Multiple Myeloma – A Case Study

Dr. S.V.S.S. Prasad
MBBS; MD (Pediatrics), DM (Medical Oncology)
Bone Marrow Transplantation First in India to be quali?ied in both Pediatrics and Oncology

A 56-year-old lady presents with a history of fever of 1 month’s duration and breathlessness of 2 days duration to our Secunderabad Centre. Chest X-ray showed bilateral pulmonary opacities – pneumonia was suspected. CBC showed severe anaemia (Hb3g%), elevated TLC of 46000/cu.mm and a platelet count of 80,000/cu.mm. Peripheral smear examination showed atypical lymphocytes and suspicion of a lymphoproliferative disorder. She was shifted to our main centre at Jubilee Hills for further management.

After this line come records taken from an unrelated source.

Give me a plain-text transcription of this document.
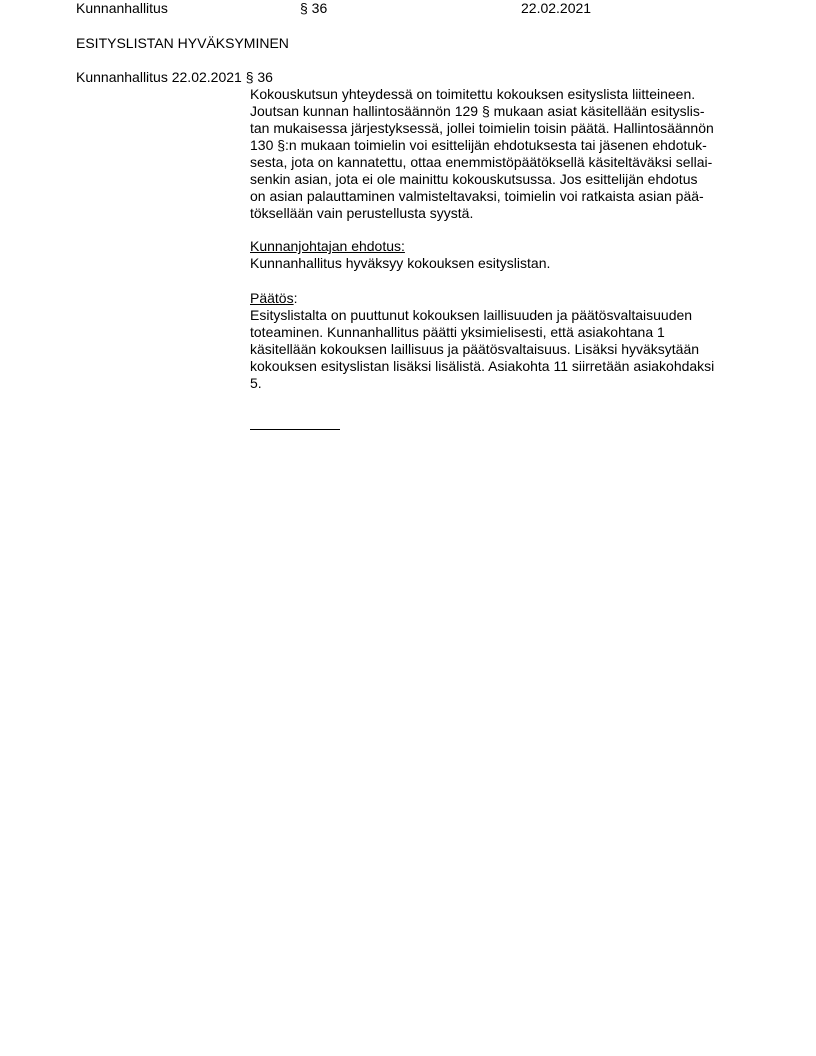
Kunnanhallitus	§ 36	22.02.2021
ESITYSLISTAN HYVÄKSYMINEN
Kunnanhallitus 22.02.2021 § 36
Kokouskutsun yhteydessä on toimitettu kokouksen esityslista liitteineen.
Joutsan kunnan hallintosäännön 129 § mukaan asiat käsitellään esityslis-
tan mukaisessa järjestyksessä, jollei toimielin toisin päätä. Hallintosäännön
130 §:n mukaan toimielin voi esittelijän ehdotuksesta tai jäsenen ehdotuk-
sesta, jota on kannatettu, ottaa enemmistöpäätöksellä käsiteltäväksi sellai-
senkin asian, jota ei ole mainittu kokouskutsussa. Jos esittelijän ehdotus
on asian palauttaminen valmisteltavaksi, toimielin voi ratkaista asian pää-
töksellään vain perustellusta syystä.
Kunnanjohtajan ehdotus:
Kunnanhallitus hyväksyy kokouksen esityslistan.
Päätös:
Esityslistalta on puuttunut kokouksen laillisuuden ja päätösvaltaisuuden
toteaminen. Kunnanhallitus päätti yksimielisesti, että asiakohtana 1
käsitellään kokouksen laillisuus ja päätösvaltaisuus. Lisäksi hyväksytään
kokouksen esityslistan lisäksi lisälistä. Asiakohta 11 siirretään asiakohdaksi
5.
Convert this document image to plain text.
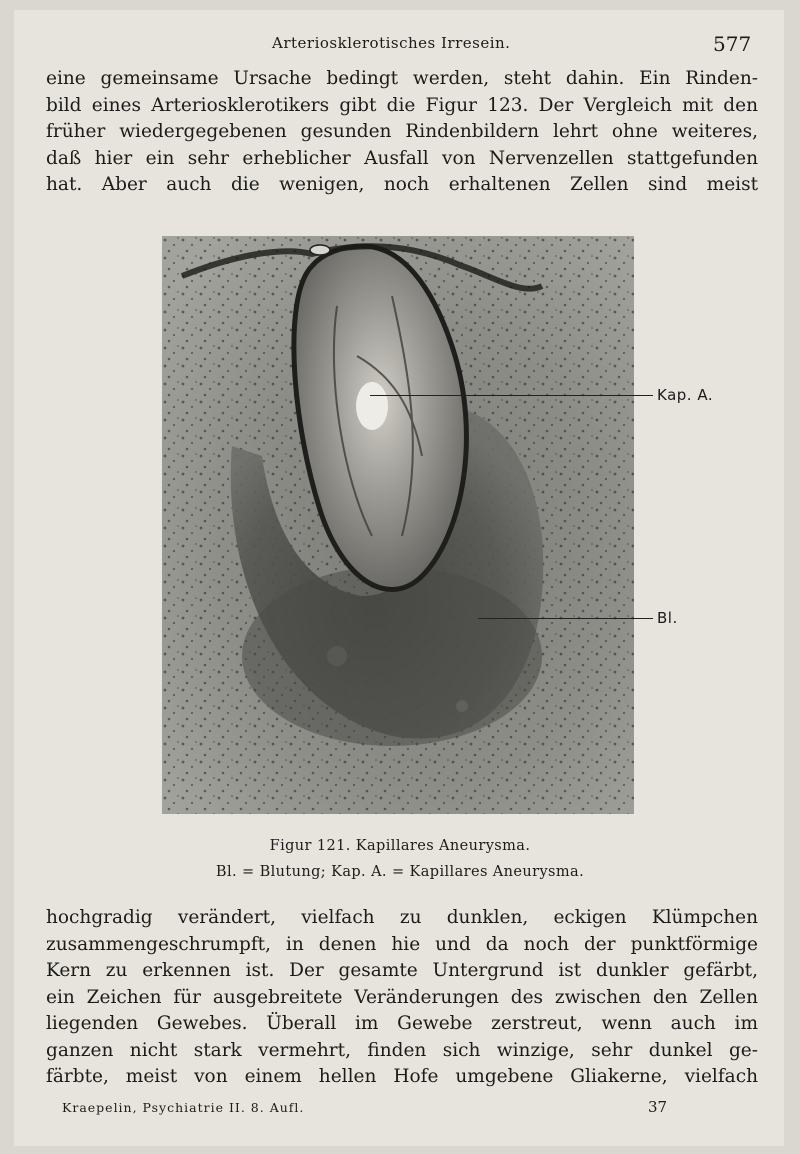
Arteriosklerotisches Irresein.	577
eine gemeinsame Ursache bedingt werden, steht dahin. Ein Rinden-
bild eines Arteriosklerotikers gibt die Figur 123. Der Vergleich mit den
früher wiedergegebenen gesunden Rindenbildern lehrt ohne weiteres,
daß hier ein sehr erheblicher Ausfall von Nervenzellen stattgefunden
hat. Aber auch die wenigen, noch erhaltenen Zellen sind meist
Kap. A.
Bl.
Figur 121. Kapillares Aneurysma.
Bl. = Blutung; Kap. A. = Kapillares Aneurysma.
hochgradig verändert, vielfach zu dunklen, eckigen Klümpchen
zusammengeschrumpft, in denen hie und da noch der punktförmige
Kern zu erkennen ist. Der gesamte Untergrund ist dunkler gefärbt,
ein Zeichen für ausgebreitete Veränderungen des zwischen den Zellen
liegenden Gewebes. Überall im Gewebe zerstreut, wenn auch im
ganzen nicht stark vermehrt, finden sich winzige, sehr dunkel ge-
färbte, meist von einem hellen Hofe umgebene Gliakerne, vielfach
Kraepelin, Psychiatrie II. 8. Aufl.	37
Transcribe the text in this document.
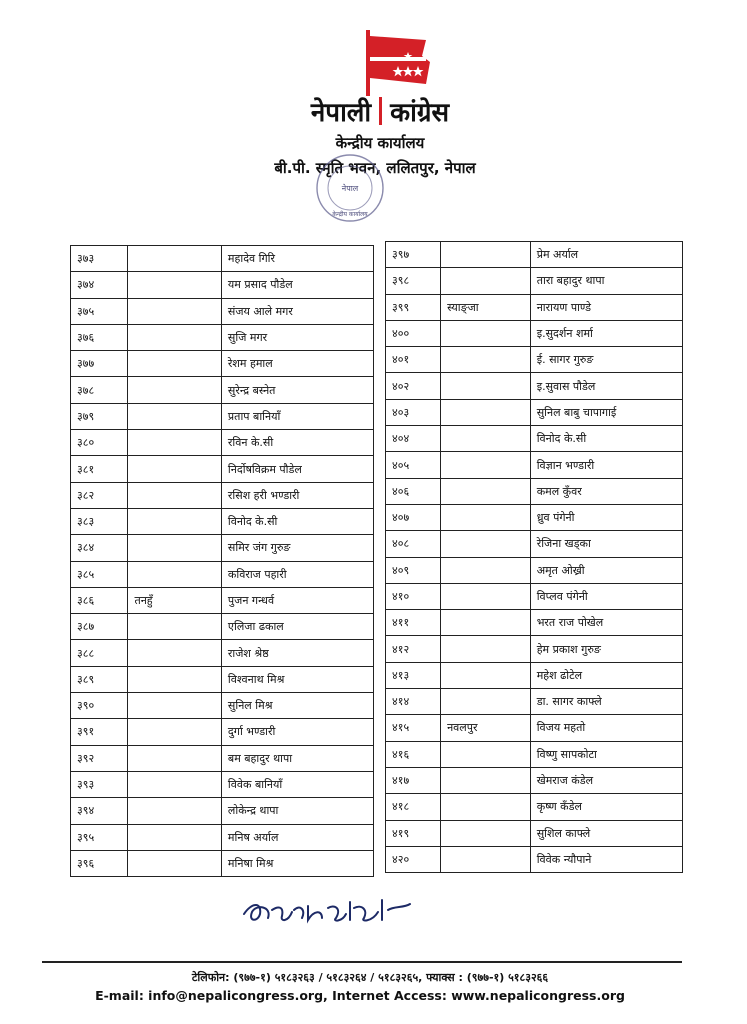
नेपाली कांग्रेस
केन्द्रीय कार्यालय
बी.पी. स्मृति भवन, ललितपुर, नेपाल
नेपाल
केन्द्रीय कार्यालय
३७३		महादेव गिरि
३७४		यम प्रसाद पौडेल
३७५		संजय आले मगर
३७६		सुजि मगर
३७७		रेशम हमाल
३७८		सुरेन्द्र बस्नेत
३७९		प्रताप बानियाँ
३८०		रविन के.सी
३८१		निर्दोषविक्रम पौडेल
३८२		रसिश हरी भण्डारी
३८३		विनोद के.सी
३८४		समिर जंग गुरुङ
३८५		कविराज पहारी
३८६	तनहुँ	पुजन गन्धर्व
३८७		एलिजा ढकाल
३८८		राजेश श्रेष्ठ
३८९		विश्वनाथ मिश्र
३९०		सुनिल मिश्र
३९१		दुर्गा भण्डारी
३९२		बम बहादुर थापा
३९३		विवेक बानियाँ
३९४		लोकेन्द्र थापा
३९५		मनिष अर्याल
३९६		मनिषा मिश्र
३९७		प्रेम अर्याल
३९८		तारा बहादुर थापा
३९९	स्याङ्जा	नारायण पाण्डे
४००		इ.सुदर्शन शर्मा
४०१		ई. सागर गुरुङ
४०२		इ.सुवास पौडेल
४०३		सुनिल बाबु चापागाई
४०४		विनोद के.सी
४०५		विज्ञान भण्डारी
४०६		कमल कुँवर
४०७		ध्रुव पंगेनी
४०८		रेजिना खड्का
४०९		अमृत ओख्री
४१०		विप्लव पंगेनी
४११		भरत राज पोखेल
४१२		हेम प्रकाश गुरुङ
४१३		महेश ढोटेल
४१४		डा. सागर काफ्ले
४१५	नवलपुर	विजय महतो
४१६		विष्णु सापकोटा
४१७		खेमराज कंडेल
४१८		कृष्ण कँडेल
४१९		सुशिल काफ्ले
४२०		विवेक न्यौपाने
कृष्णप्रसाद पौडेल
टेलिफोन: (९७७-१) ५१८३२६३ / ५१८३२६४ / ५१८३२६५, फ्याक्स : (९७७-१) ५१८३२६६
E-mail: info@nepalicongress.org, Internet Access: www.nepalicongress.org
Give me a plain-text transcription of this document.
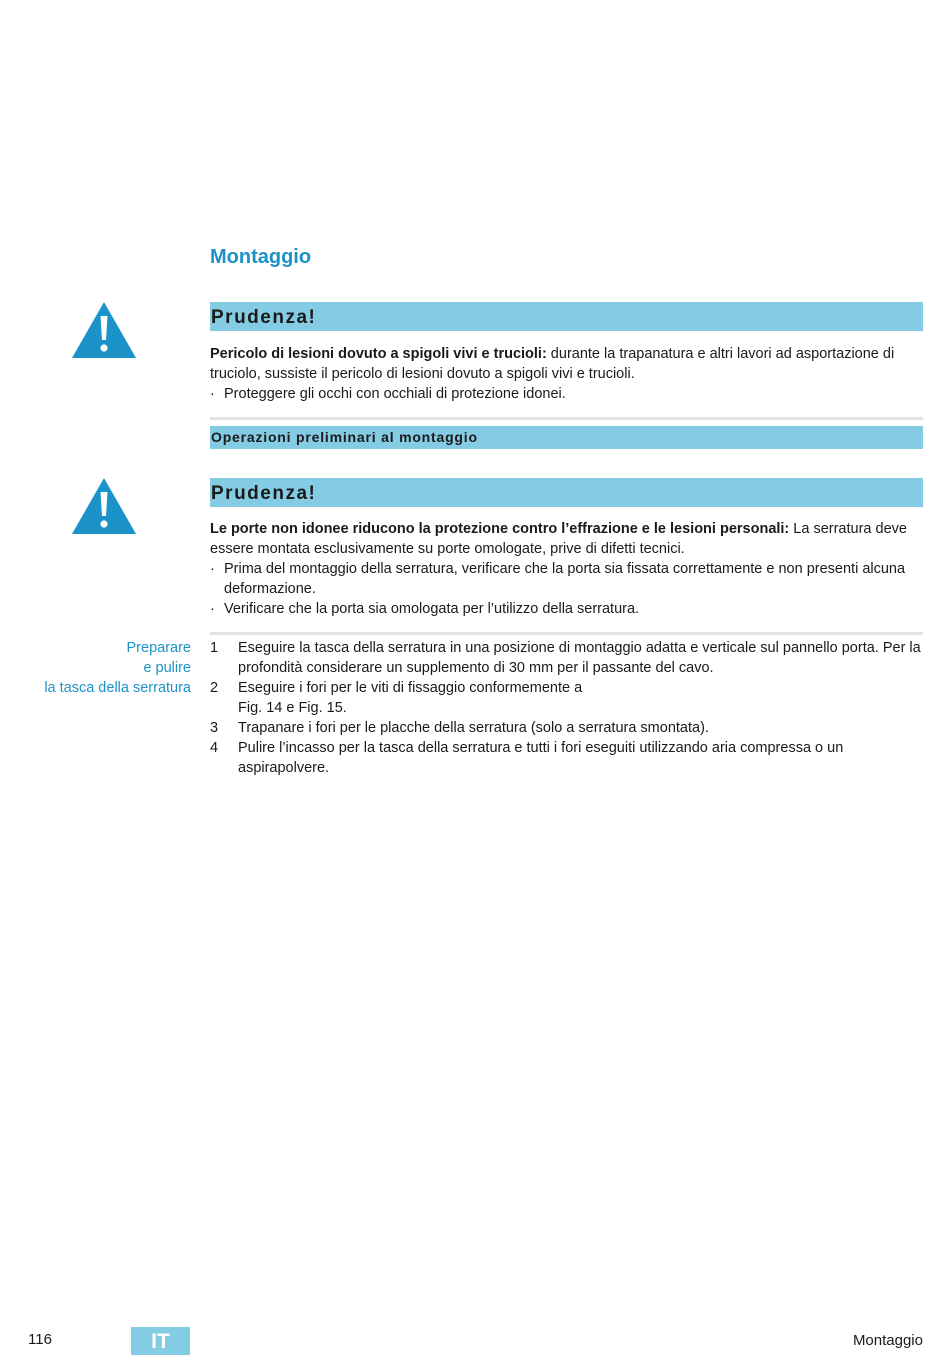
Montaggio
Prudenza!

Pericolo di lesioni dovuto a spigoli vivi e trucioli: durante la trapanatura e altri lavori ad asportazione di truciolo, sussiste il pericolo di lesioni dovuto a spigoli vivi e trucioli.

· Proteggere gli occhi con occhiali di protezione idonei.
Operazioni preliminari al montaggio
Prudenza!

Le porte non idonee riducono la protezione contro l’effrazione e le lesioni personali: La serratura deve essere montata esclusivamente su porte omologate, prive di difetti tecnici.

· Prima del montaggio della serratura, verificare che la porta sia fissata correttamente e non presenti alcuna deformazione.
· Verificare che la porta sia omologata per l’utilizzo della serratura.
Preparare
e pulire
la tasca della serratura
1 Eseguire la tasca della serratura in una posizione di montaggio adatta e verticale sul pannello porta. Per la profondità considerare un supplemento di 30 mm per il passante del cavo.
2 Eseguire i fori per le viti di fissaggio conformemente a
Fig. 14 e Fig. 15.
3 Trapanare i fori per le placche della serratura (solo a serratura smontata).
4 Pulire l’incasso per la tasca della serratura e tutti i fori eseguiti utilizzando aria compressa o un aspirapolvere.
116	IT	Montaggio
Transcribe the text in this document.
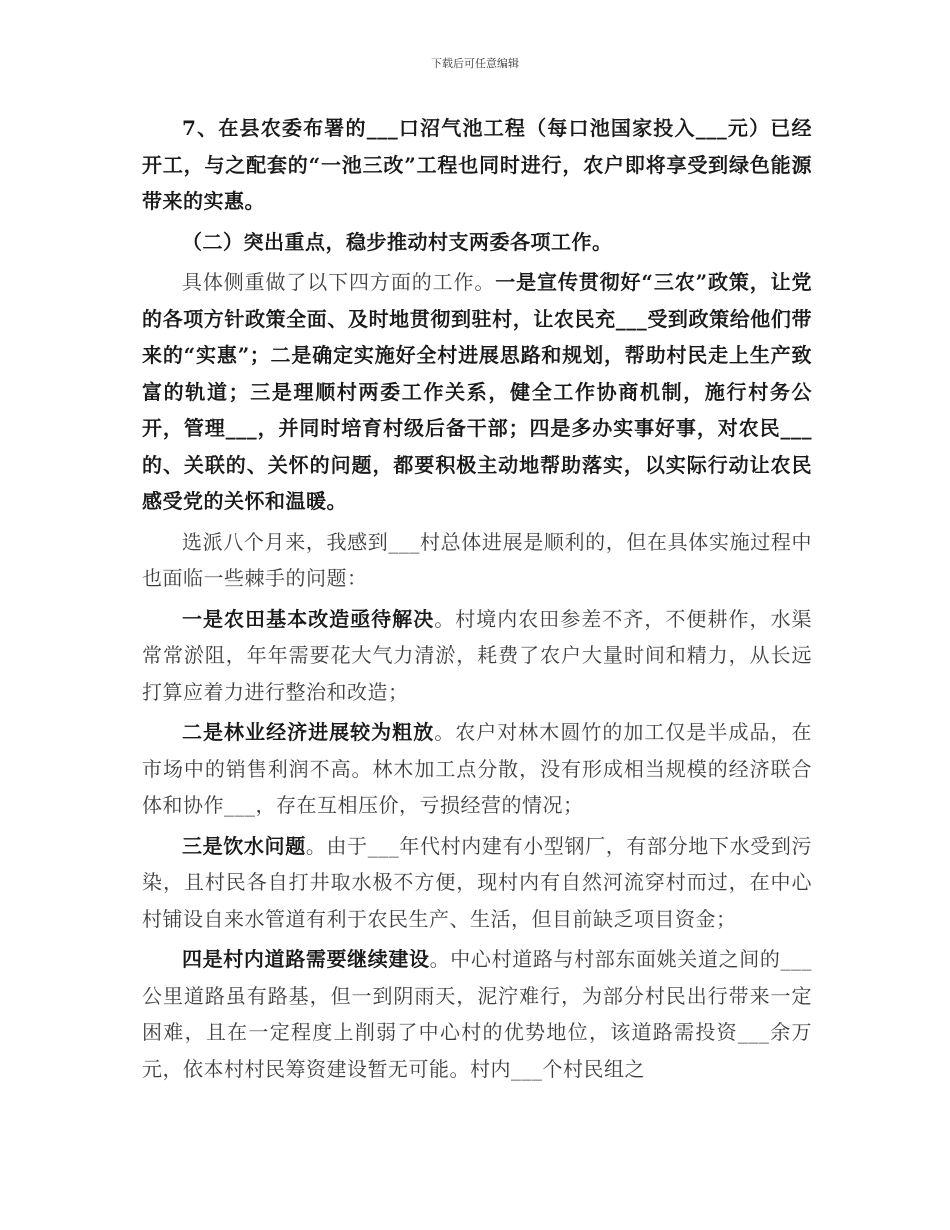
下载后可任意编辑

7、在县农委布署的___口沼气池工程（每口池国家投入___元）已经开工，与之配套的“一池三改”工程也同时进行，农户即将享受到绿色能源带来的实惠。

（二）突出重点，稳步推动村支两委各项工作。

具体侧重做了以下四方面的工作。一是宣传贯彻好“三农”政策，让党的各项方针政策全面、及时地贯彻到驻村，让农民充___受到政策给他们带来的“实惠”；二是确定实施好全村进展思路和规划，帮助村民走上生产致富的轨道；三是理顺村两委工作关系，健全工作协商机制，施行村务公开，管理___，并同时培育村级后备干部；四是多办实事好事，对农民___的、关联的、关怀的问题，都要积极主动地帮助落实，以实际行动让农民感受党的关怀和温暖。

选派八个月来，我感到___村总体进展是顺利的，但在具体实施过程中也面临一些棘手的问题：

一是农田基本改造亟待解决。村境内农田参差不齐，不便耕作，水渠常常淤阻，年年需要花大气力清淤，耗费了农户大量时间和精力，从长远打算应着力进行整治和改造；

二是林业经济进展较为粗放。农户对林木圆竹的加工仅是半成品，在市场中的销售利润不高。林木加工点分散，没有形成相当规模的经济联合体和协作___，存在互相压价，亏损经营的情况；

三是饮水问题。由于___年代村内建有小型钢厂，有部分地下水受到污染，且村民各自打井取水极不方便，现村内有自然河流穿村而过，在中心村铺设自来水管道有利于农民生产、生活，但目前缺乏项目资金；

四是村内道路需要继续建设。中心村道路与村部东面姚关道之间的___公里道路虽有路基，但一到阴雨天，泥泞难行，为部分村民出行带来一定困难，且在一定程度上削弱了中心村的优势地位，该道路需投资___余万元，依本村村民筹资建设暂无可能。村内___个村民组之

A working diagnosis of ARDS/infectious pneumonia with leukemoid reaction and toxic myelopoiesis was made, the patient placed in ICU and BiPAP support provided for oxygenation. Here too, CBC showed similar blood counts and peripheral smear showed normocytic normochromic anaemia with leucoerythroblastic reaction and 3% plasmacytoid atypical lymphocytes. Our Haematology lab suggested the possibility of Multiple Myeloma.

Continuing the BiPAP support, a bone marrow examination was done sending the samples to the Haematology and Molecular Biology departments. In the next few hours, a report of hypercellular marrow with 90% immature plasma cells was released confirming the diagnosis of Multiple Myeloma.

Biochemistry samples were sent for serum protein electrophoresis and serum-free light analysis – kappa/lambda, asked for a radiological skeletal survey, counselled the patient and her family and instituted Bortezomib/Thalidomide/Dexamethasone (VTD regimen) therapy while continuing the BiPAP, antibiotics and others including measures for prevention of Tumour Lysis Syndrome – all within 24 hours of the patient’s arrival.

Patient started improving dramatically, was off BiPAP in the next 12 hours, and even off nasal oxygen in the next 24 hours. She was shifted out of the ICU and by 7 of the institution of the VTD regimen, the CXR became normal indicating that the opacities seen initially were myeloma thus infiltrates. The patient was discharged on Day 9, continuing further treatment as out-patient.

Serum protein electrophoresis showed a discrete Monoclonal spike of 7.28 g/dL, serum-free light analysis showed kappa chain elevation (kappa = 565mg/L and lambda 8.31mg/L). Myeloma panel from Molecular Biology showed positive for deletion of 13q.14.3 (D13S25), and negative for deletion 17p13 (p53), FGFR31/IGH translocation t(4;14) (p16;q32) and CCND1/IGH translocation t(11;14) (q13;q32). The skeletal survey was normal.

The patient is planned for 4 cycles of the VTD regimen after which she would be taken up for High Dose Chemotherapy (HDCT) and Autologous Bone Marrow Transplantation (ABMT) in the BMT unit.

This interesting case of Myelomatous infiltration of the lung showcases what all can be achieved with the rapidity with appropriate ‘state-of-the-art’ facilities under one roof and teamwork.  The Emergency, ICU, Haematology, Biochemistry, Molecular Biology and the Medical Oncology –Haematology departments are the proud members of the team here.